The Bersih founder and legal champion of reform and clean elections, Ambiga Shreenevasan provided a true and simple message when she spoke at the vigil to mark the jailed opposition leader Anwar Ibrahim’s birthday outside Sungai Buloh prison.
She said a united opposition would be the best birthday present anyone could offer Malaysia’s own Mandela and she reminded the now quarrelling forces against BN of Anwar’s unique abilities.
“Only Anwar Ibrahim could create an opposition front so strong that in 2013 they won the popular vote, we must never forget that”, she said.
This was of course the very reason why the jealous tyrant, which is what the present Prime Minister has now become, drove Anwar into jail in one of the most breath-taking examples of legal persecution in modern politics.
By cutting off its head Najib reckoned he had destroyed the opposition coalition – and at the moment it looks that way. Rather than coming stronger together to fight the injustice, many have started looking for ‘new’ or ‘future’ solutions. Some are saying that Anwar was flawed and is now ‘in the past’ and that opposition parties should ‘move on’ and look for new leaders and forget him in his cell.
However, you cannot ‘move on’ from your principles and you cannot abandon justice. The result has been quarrelling.
Indeed if there is one thing that all right-minded people of Malaysia can understand and unite in agreement over, it is that cooking up a politically motivated case against a popular leader and slamming him in jail (even after an acquittal in the High Court), which is what happened to Anwar, is a disgraceful and shocking crime, not just against him but against all the people of Malaysia.
Malaysians cannot move on with a clean conscience if they forget, ignore or abandon Anwar. Rather, those leaders of the future must loudly unite on this one point and hold to account the thieving liar who put their mentor into jail.
Even leaders of the past, who have disagreed with Anwar, while at times working alongside him, can only but agree that the monstrous abuse of the law during the so-called Sodomy 2 trial represents a shocking slur against the good name of Malaysia.
Indeed, from jail Anwar ought by rights to become an even more powerful unifying figure than he was when free.

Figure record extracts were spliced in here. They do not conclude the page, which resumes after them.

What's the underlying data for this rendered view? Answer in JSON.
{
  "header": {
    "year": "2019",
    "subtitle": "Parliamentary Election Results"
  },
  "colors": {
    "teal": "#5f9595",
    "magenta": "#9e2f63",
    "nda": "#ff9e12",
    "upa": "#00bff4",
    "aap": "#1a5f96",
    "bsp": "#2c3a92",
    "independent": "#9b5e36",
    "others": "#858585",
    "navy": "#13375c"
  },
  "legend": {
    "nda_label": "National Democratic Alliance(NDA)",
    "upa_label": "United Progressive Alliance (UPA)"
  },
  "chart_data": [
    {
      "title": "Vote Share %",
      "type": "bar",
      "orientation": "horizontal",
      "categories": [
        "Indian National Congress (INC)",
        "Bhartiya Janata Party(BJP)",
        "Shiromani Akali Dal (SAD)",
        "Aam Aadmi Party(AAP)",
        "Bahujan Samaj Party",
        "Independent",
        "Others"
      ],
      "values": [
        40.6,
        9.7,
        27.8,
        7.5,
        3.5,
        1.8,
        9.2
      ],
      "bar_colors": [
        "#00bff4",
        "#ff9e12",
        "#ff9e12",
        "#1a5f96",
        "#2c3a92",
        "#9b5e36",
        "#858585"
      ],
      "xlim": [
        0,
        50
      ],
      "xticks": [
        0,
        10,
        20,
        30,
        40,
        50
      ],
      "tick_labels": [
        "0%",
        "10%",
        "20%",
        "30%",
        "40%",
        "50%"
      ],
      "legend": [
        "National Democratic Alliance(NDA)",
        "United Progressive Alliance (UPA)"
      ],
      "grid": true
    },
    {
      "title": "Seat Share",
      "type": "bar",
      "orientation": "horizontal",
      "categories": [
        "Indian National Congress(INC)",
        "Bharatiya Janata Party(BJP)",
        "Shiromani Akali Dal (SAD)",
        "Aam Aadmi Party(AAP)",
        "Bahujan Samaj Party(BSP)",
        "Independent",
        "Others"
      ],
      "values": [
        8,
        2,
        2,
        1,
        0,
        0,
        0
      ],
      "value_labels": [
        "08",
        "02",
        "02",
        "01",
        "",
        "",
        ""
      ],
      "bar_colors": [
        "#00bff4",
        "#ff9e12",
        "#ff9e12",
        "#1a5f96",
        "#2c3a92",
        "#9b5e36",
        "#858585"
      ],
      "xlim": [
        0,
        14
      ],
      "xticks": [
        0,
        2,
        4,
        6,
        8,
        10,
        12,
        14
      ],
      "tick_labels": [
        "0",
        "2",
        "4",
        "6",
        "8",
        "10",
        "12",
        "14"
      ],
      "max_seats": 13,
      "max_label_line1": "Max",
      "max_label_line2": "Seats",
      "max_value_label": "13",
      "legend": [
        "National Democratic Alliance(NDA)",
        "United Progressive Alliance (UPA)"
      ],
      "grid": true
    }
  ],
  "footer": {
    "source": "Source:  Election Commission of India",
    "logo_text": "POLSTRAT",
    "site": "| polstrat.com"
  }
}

Because, not only the opposition, but all right-minded Malaysians who believe in justice should come together in the campaign for his release.
After all, it was Anwar who first courageously raised the alarm over 1MDB, without doubt awaking fear in the mind of the thief who is now exposed.

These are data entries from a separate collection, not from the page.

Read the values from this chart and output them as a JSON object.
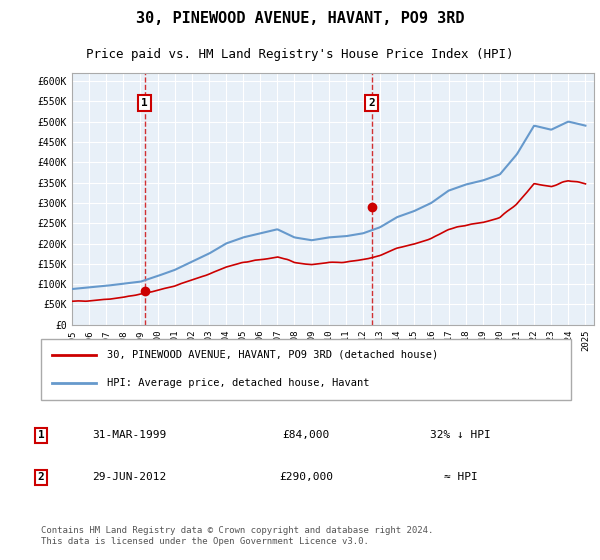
{
  "title": "30, PINEWOOD AVENUE, HAVANT, PO9 3RD",
  "subtitle": "Price paid vs. HM Land Registry's House Price Index (HPI)",
  "background_color": "#e8f0f8",
  "plot_bg_color": "#e8f0f8",
  "ylim": [
    0,
    620000
  ],
  "yticks": [
    0,
    50000,
    100000,
    150000,
    200000,
    250000,
    300000,
    350000,
    400000,
    450000,
    500000,
    550000,
    600000
  ],
  "ytick_labels": [
    "£0",
    "£50K",
    "£100K",
    "£150K",
    "£200K",
    "£250K",
    "£300K",
    "£350K",
    "£400K",
    "£450K",
    "£500K",
    "£550K",
    "£600K"
  ],
  "xlim_start": 1995.5,
  "xlim_end": 2025.5,
  "legend_entry1": "30, PINEWOOD AVENUE, HAVANT, PO9 3RD (detached house)",
  "legend_entry2": "HPI: Average price, detached house, Havant",
  "sale1_x": 1999.25,
  "sale1_y": 84000,
  "sale1_label": "1",
  "sale2_x": 2012.5,
  "sale2_y": 290000,
  "sale2_label": "2",
  "table_row1": [
    "1",
    "31-MAR-1999",
    "£84,000",
    "32% ↓ HPI"
  ],
  "table_row2": [
    "2",
    "29-JUN-2012",
    "£290,000",
    "≈ HPI"
  ],
  "footnote": "Contains HM Land Registry data © Crown copyright and database right 2024.\nThis data is licensed under the Open Government Licence v3.0.",
  "hpi_color": "#6699cc",
  "price_color": "#cc0000",
  "dashed_line_color": "#cc0000",
  "hpi_years": [
    1995,
    1996,
    1997,
    1998,
    1999,
    2000,
    2001,
    2002,
    2003,
    2004,
    2005,
    2006,
    2007,
    2008,
    2009,
    2010,
    2011,
    2012,
    2013,
    2014,
    2015,
    2016,
    2017,
    2018,
    2019,
    2020,
    2021,
    2022,
    2023,
    2024,
    2025
  ],
  "hpi_values": [
    88000,
    92000,
    96000,
    101000,
    106000,
    120000,
    135000,
    155000,
    175000,
    200000,
    215000,
    225000,
    235000,
    215000,
    208000,
    215000,
    218000,
    225000,
    240000,
    265000,
    280000,
    300000,
    330000,
    345000,
    355000,
    370000,
    420000,
    490000,
    480000,
    500000,
    490000
  ],
  "price_years": [
    1995,
    1996,
    1997,
    1998,
    1999,
    2000,
    2001,
    2002,
    2003,
    2004,
    2005,
    2006,
    2007,
    2008,
    2009,
    2010,
    2011,
    2012,
    2013,
    2014,
    2015,
    2016,
    2017,
    2018,
    2019,
    2020,
    2021,
    2022,
    2023,
    2024,
    2025
  ],
  "price_values": [
    57000,
    60000,
    63000,
    68000,
    75000,
    85000,
    96000,
    110000,
    125000,
    142000,
    153000,
    160000,
    167000,
    153000,
    148000,
    153000,
    155000,
    160000,
    170000,
    188000,
    199000,
    213000,
    234000,
    245000,
    252000,
    263000,
    298000,
    348000,
    340000,
    355000,
    348000
  ]
}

Key leaders from UMNO’s disaffected ranks seem more ready by the day to acknowledge that they can no longer endorse the cooked-up judgement brought against their political opponent for such low and ruthless political reasons.
Now is the time for those figures to do so in public.
They witnessed a trial that became a farce, where the present Prime Minister emerged as a central figure, having met with the alleged victim of sodomy just two days before he filed his complaint. Yet Najib lied about it twice.
They witnessed how the High Court threw out the cooked-up case for lack of evidence, only to have the new Prime Minister use all his force and powers to drive through an appeal of that acquittal and a conviction in the higher courts.
Even Najib’s own pet private lawyer was allowed to irregularly usurp the place of the public prosecutors in order to ensure the Prime Minister got the conviction he was determined to achieve against his rival.
Now Najib is targeting these same legal weapons against the other powerful opposition figure, Guan Eng. Like a deadly snake who patiently waits, Najib stalks and slowly suffocates his political enemies through a court system that he has brought under his own control.
Therefore, what was done to Anwar and will be done to others has become a symbol of all that is wrong in present day Malaysia and it must be put right before anything else can hope to see repair.
Factions who have failed to focus on putting right this central wrong have also failed to grasp the power of the simple message of this blatant injustice to a wider world.
The Prime Minister has stolen billions, but it is his opponents who get put in jail.
So, Malaysians should cease to tell themselves that they need to “move on” from the decades long persecution of Anwar. They need to stand by this brave political hero and reach out for more support.
In South Africa it took 27 years before Nelson Mandela was freed, but the dogged determination of his supporters made that day happen and it brought them unity.
Right minded Malaysians must demand the freedom of Anwar and much quicker than that. They all know who has committed the real crimes in Malaysia.